After years of watching our pension system falling apart, it seems that pensions minister Steve Webb may finally be getting to grips with the inadequacies of the UK state pension. If the reports are accurate, a pension revolution is about to occur.
For years, government has tinkered with our current inadequate state pension system, adding to its complexity while failing to address the fundamental problems associated with mass means-testing of pensioners. As the OECD recen-tly pointed out, the UK has just about the lowest state pension in the developed world – and it is by far the most complex. Most people have no idea what state pension they will be entitled to.
The fundamental problem is that our state pension system undermines private pension saving. If around half of pensioners end up entitled to means-tested benefits, their private pensions will be penalised and some may see their whole private pension effectively taken away.
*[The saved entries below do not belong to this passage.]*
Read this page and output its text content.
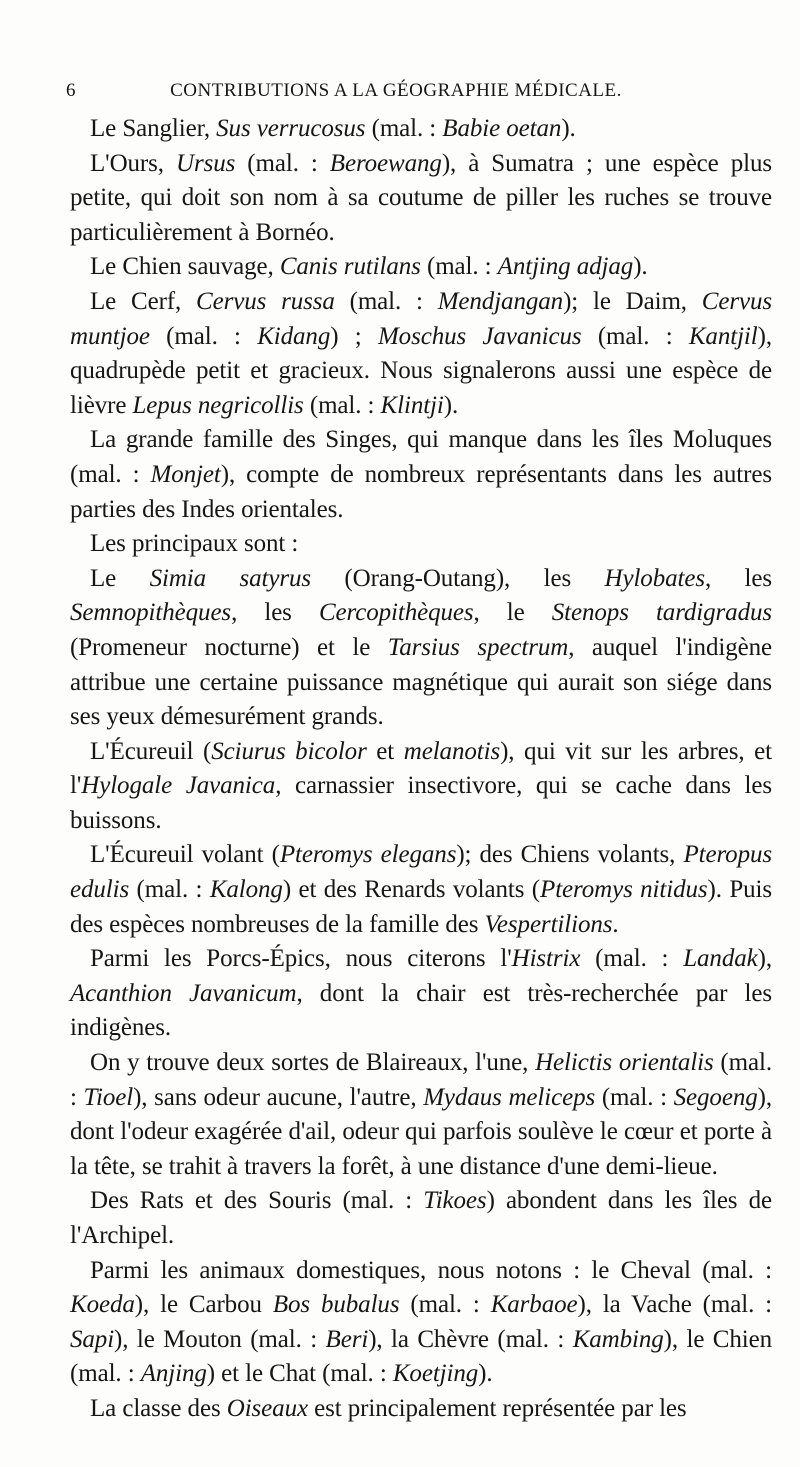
6	CONTRIBUTIONS A LA GÉOGRAPHIE MÉDICALE.

Le Sanglier, Sus verrucosus (mal. : Babie oetan).

L'Ours, Ursus (mal. : Beroewang), à Sumatra ; une espèce plus petite, qui doit son nom à sa coutume de piller les ruches se trouve particulièrement à Bornéo.

Le Chien sauvage, Canis rutilans (mal. : Antjing adjag).

Le Cerf, Cervus russa (mal. : Mendjangan); le Daim, Cervus muntjoe (mal. : Kidang) ; Moschus Javanicus (mal. : Kantjil), quadrupède petit et gracieux. Nous signalerons aussi une espèce de lièvre Lepus negricollis (mal. : Klintji).

La grande famille des Singes, qui manque dans les îles Moluques (mal. : Monjet), compte de nombreux représentants dans les autres parties des Indes orientales.

Les principaux sont :

Le Simia satyrus (Orang-Outang), les Hylobates, les Semnopithèques, les Cercopithèques, le Stenops tardigradus (Promeneur nocturne) et le Tarsius spectrum, auquel l'indigène attribue une certaine puissance magnétique qui aurait son siége dans ses yeux démesurément grands.

L'Écureuil (Sciurus bicolor et melanotis), qui vit sur les arbres, et l'Hylogale Javanica, carnassier insectivore, qui se cache dans les buissons.

L'Écureuil volant (Pteromys elegans); des Chiens volants, Pteropus edulis (mal. : Kalong) et des Renards volants (Pteromys nitidus). Puis des espèces nombreuses de la famille des Vespertilions.

Parmi les Porcs-Épics, nous citerons l'Histrix (mal. : Landak), Acanthion Javanicum, dont la chair est très-recherchée par les indigènes.

On y trouve deux sortes de Blaireaux, l'une, Helictis orientalis (mal. : Tioel), sans odeur aucune, l'autre, Mydaus meliceps (mal. : Segoeng), dont l'odeur exagérée d'ail, odeur qui parfois soulève le cœur et porte à la tête, se trahit à travers la forêt, à une distance d'une demi-lieue.

Des Rats et des Souris (mal. : Tikoes) abondent dans les îles de l'Archipel.

Parmi les animaux domestiques, nous notons : le Cheval (mal. : Koeda), le Carbou Bos bubalus (mal. : Karbaoe), la Vache (mal. : Sapi), le Mouton (mal. : Beri), la Chèvre (mal. : Kambing), le Chien (mal. : Anjing) et le Chat (mal. : Koetjing).

La classe des Oiseaux est principalement représentée par les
As we are about to launch a national system of auto-enrolment and a new national pension scheme (Nest) specifically targeted at low to moderate earners, we would be at risk of putting these workers into a pension which would ultimately be partly or totally removed from them by the means test.
It is those low to moderate earners who are most likely to lose out and they will be unable to save enough to float themselves off means testing.
Therefore, in order to alleviate some of the problems of auto-enrolment and the official Nest system, it is important that the Government sorts this out. At last, it seems it is intending to do just that.
The idea is to introduce a flat-rate state pension which combines the basic and second state pensions into one payment of £140 a week. This is above the pension credit level of just over £132 a week and well above the full basic state pension of just over £97 a week.
Everyone would automatically get this higher pension, so most women would receive a much better state pension without having to claim pension credit and without penalty to their private savings. I assume there will be some transitional protection for anyone whose state pension would have been above that level.
Imagine it – one decent, flat-rate state pension that everyone could understand. This would be the best news for pensions in years.